OK, I admit it. I have a love affair with gray, having kept it a secret for many years. After all, what would my interior design colleagues say about my choice of such a dull, drab color? So for years I was a closet gray.

 For me though, there’s nothing more inspiring than the darkest gray sky illuminated by spectacular bolts of lighting that tear across the sky, sometimes three or four at a time, putting the grandest fireworks display to shame. On the other hand, nothing enriches the color and enhances the delicacy of a flower than when it’s set against a background of a gray sky or textured tree trunk darkened by the rain.

Gray is neutral yet requires a daring hand. It’s far from bland or predictable. A bit too much blue, or yellow, or green; not taking into account the warmth or coolness of a room’s lighting can be disastrous. I can’t tell you the number sample pints of paint I bring to a client for approval before finding the “eureka” combination of tint, tone, and shade.

A benefit of a dark room is that it looks larger. The corners of the room seem to recede so the boundaries disappear. Contrary to logical thinking, dark rooms actually enhance mood. There’s a peaceful quietness that permeates the space.

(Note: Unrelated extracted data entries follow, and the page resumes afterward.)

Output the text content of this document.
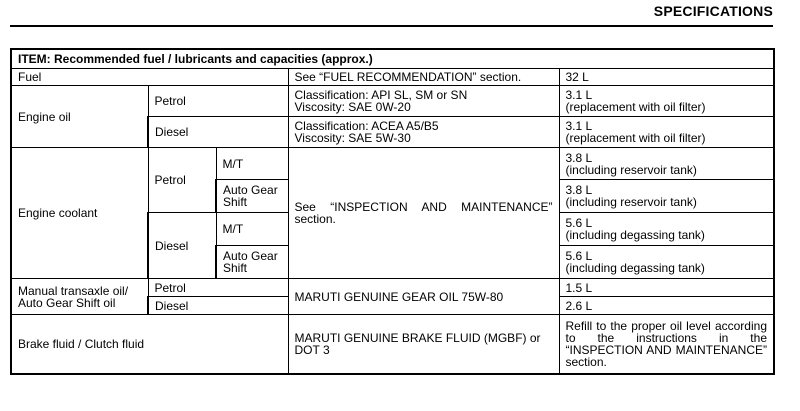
SPECIFICATIONS
ITEM: Recommended fuel / lubricants and capacities (approx.)				
Fuel			See “FUEL RECOMMENDATION” section.	32 L
Engine oil	Petrol		Classification: API SL, SM or SN
Viscosity: SAE 0W-20	3.1 L
(replacement with oil filter)
	Diesel		Classification: ACEA A5/B5
Viscosity: SAE 5W-30	3.1 L
(replacement with oil filter)
Engine coolant	Petrol	M/T	See “INSPECTION AND MAINTENANCE” section.	3.8 L
(including reservoir tank)
		Auto Gear Shift		3.8 L
(including reservoir tank)
	Diesel	M/T		5.6 L
(including degassing tank)
		Auto Gear Shift		5.6 L
(including degassing tank)
Manual transaxle oil/
Auto Gear Shift oil	Petrol		MARUTI GENUINE GEAR OIL 75W-80	1.5 L
	Diesel			2.6 L
Brake fluid / Clutch fluid			MARUTI GENUINE BRAKE FLUID (MGBF) or DOT 3	Refill to the proper oil level according to the instructions in the “INSPECTION AND MAINTENANCE” section.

My first complete gray room was a small bedroom converted into a home office in a 1950’s split level. Repurposed cabinets were painted a dove gray as was the frame of the day bed both in an eggshell finish. The upholstery was a subtle floral print incorporating grays, burgundy, and touches of pink and green. The client insisted on wall to wall carpet, a decision I ultimately caved in on, that matched the wall that was painted flat gray with matching moldings in semi-gloss. What brought the room to life were the silver metallics: mini blinds, parsons table used as a desk, old fashioned desk lamp, and floor lamp. Additional sparkle was
                                                                                        added by an antique convex mirror in a gold frame.

Recently, I finished a 10' high pullman-style kitchen in a condo that opens to a small dining area with floor to ceiling windows and only one full blank wall. Most of the kitchen is light cherry cabinetry, including the refrigerator. The cabinets just about reach the ceiling, measuring a generous 40", with a 12" soffit. The backsplash is smoked mirror, and the granite is a gray/black.

I used Benjamin Moore's Northern Cliffs (two coats) that dries to match the stainless steel appliances and cabinet handles. Baseboards and door surround are Designer White. The highlight of the space is the single coat of Benjamin Moore's Metallic Gray on the wall in the dining area. (a colorful yet subtle Britto painting of a wine glass and bottle framed in silver metallic with a black mat was purchased at the Britto gallery in FL and has a note with a photo of the client and the artist together taped to the back. A great personal touch).